Este diagnóstico –pese a la robustez de las evidencias que lo sustentan– sigue siendo marginal, no tanto en el campo de las ideas, sino más bien en el de la política. Incluso personas, grupos y organizaciones políticas que se identifican con el imaginario de la emancipación social siguen pensándola dentro de los moldes de la modernidad; para amplios sectores de izquierda –en particular, los que disputan el campo de la política institucional– la tarea pasa por restablecer el horizonte de derechos, sostener la democracia y recuperar el (estado de) bienestar, profundamente degradados bajo el neoliberalismo y amenazados por las nuevas derechas.
La envergadura de los desafíos resulta por momentos abrumadora. Estamos en un momento en el que efectivamente se pretende arrasar con todo vestigio de lo que la modernidad ofrecía en términos de promesas emancipatorias. Abandonar ahora la defensa de toda la institucionalidad estructurada en torno al estado de derecho significaría muy probablemente acelerar drásticamente la escalada exterminista. Quienes planteamos que los desafíos emancipatorios nos exigen ir más allá de la modernidad y trascender radicalmente sus presupuestos epistémico-políticos para proyectar otros horizontes civilizatorios no desconocemos estos riesgos. No desconocemos la fragilidad, la vulnerabilidad y el carácter todavía embrionario de las alternativas que vemos germinar desde las re-existencias. Aun así, no nos parece posible imaginar en términos realistas horizontes de futuro para la vida humanamente reconocible como tal, si no encaramos en serio, colectivamente, como especie, estos desafíos. La defensa de las instituciones normativas de la modernidad resulta hoy tan necesaria como insuficiente. De ahí la urgencia de plantear una agenda de trascendencia del imaginario moderno por más difícil que sea concretarla.
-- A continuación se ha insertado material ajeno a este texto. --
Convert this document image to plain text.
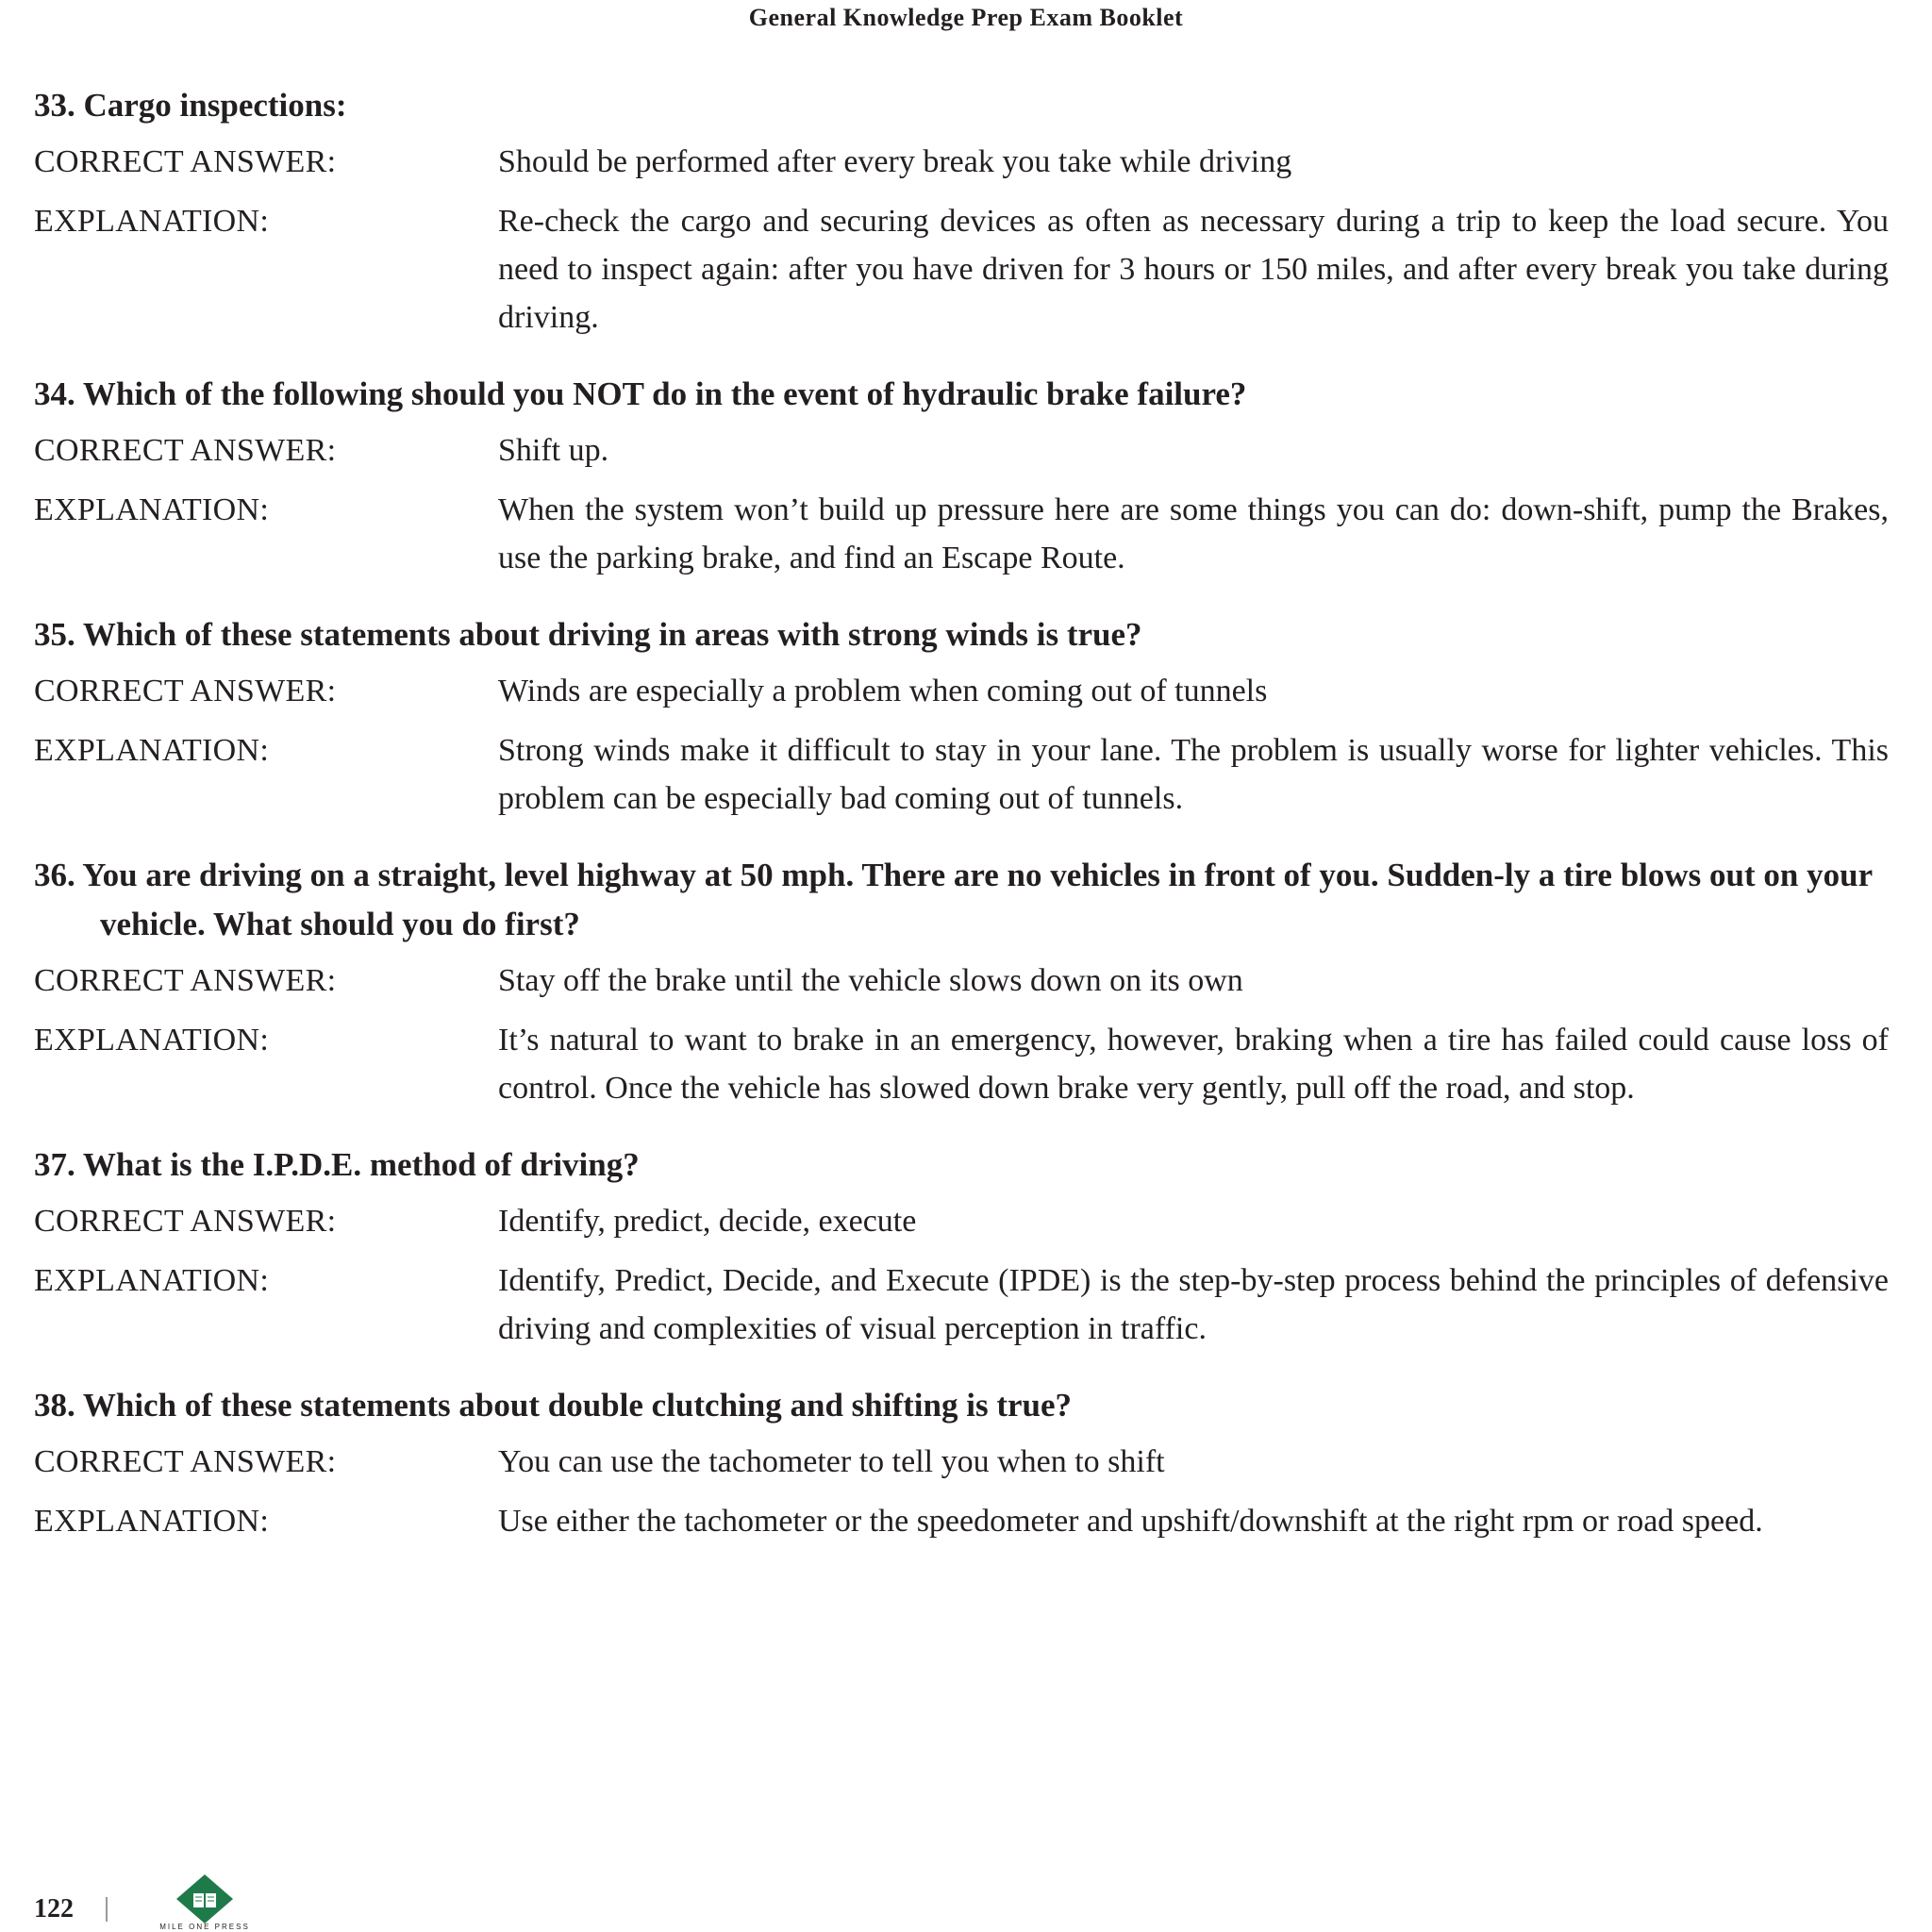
General Knowledge Prep Exam Booklet
33. Cargo inspections:
CORRECT ANSWER:	Should be performed after every break you take while driving
EXPLANATION:	Re-check the cargo and securing devices as often as necessary during a trip to keep the load secure. You need to inspect again: after you have driven for 3 hours or 150 miles, and after every break you take during driving.
34. Which of the following should you NOT do in the event of hydraulic brake failure?
CORRECT ANSWER:	Shift up.
EXPLANATION:	When the system won’t build up pressure here are some things you can do: down-shift, pump the Brakes, use the parking brake, and find an Escape Route.
35. Which of these statements about driving in areas with strong winds is true?
CORRECT ANSWER:	Winds are especially a problem when coming out of tunnels
EXPLANATION:	Strong winds make it difficult to stay in your lane. The problem is usually worse for lighter vehicles. This problem can be especially bad coming out of tunnels.
36. You are driving on a straight, level highway at 50 mph. There are no vehicles in front of you. Sudden-ly a tire blows out on your vehicle. What should you do first?
CORRECT ANSWER:	Stay off the brake until the vehicle slows down on its own
EXPLANATION:	It’s natural to want to brake in an emergency, however, braking when a tire has failed could cause loss of control. Once the vehicle has slowed down brake very gently, pull off the road, and stop.
37. What is the I.P.D.E. method of driving?
CORRECT ANSWER:	Identify, predict, decide, execute
EXPLANATION:	Identify, Predict, Decide, and Execute (IPDE) is the step-by-step process behind the principles of defensive driving and complexities of visual perception in traffic.
38. Which of these statements about double clutching and shifting is true?
CORRECT ANSWER:	You can use the tachometer to tell you when to shift
EXPLANATION:	Use either the tachometer or the speedometer and upshift/downshift at the right rpm or road speed.
122
MILE ONE PRESS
Estas inquietudes dan lugar a este texto, pensado como apenas un aporte para estas búsquedas.
Luego de recordar brevemente, desde una perspectiva decolonial, las bases epistémicas de la modernidad capitalista y el rol del Estado en el sistema-mundo que esta instauró, enfatizaremos en tres paradigmas que constituyen las bases del imaginario positivo de la modernidad, que vuelve a legitimar una y otra vez el espejismo de ‘desarrollo’ en la experiencia latinoamericana: los derechos, la democracia y el estado de bienestar. Exploraremos sus orígenes, las relaciones de dominación y la violencia que les son inherentes, pero también su evolución al calor de luchas pasadas, y en qué medida o en qué condiciones constituyen hoy herramientas válidas para estrategias contra las nuevas derechas y la crisis multidimensional. Finalmente, esbozaremos algunas pistas para trascender esta modernidad tan problemática, que, sin embargo, pretende validez universal.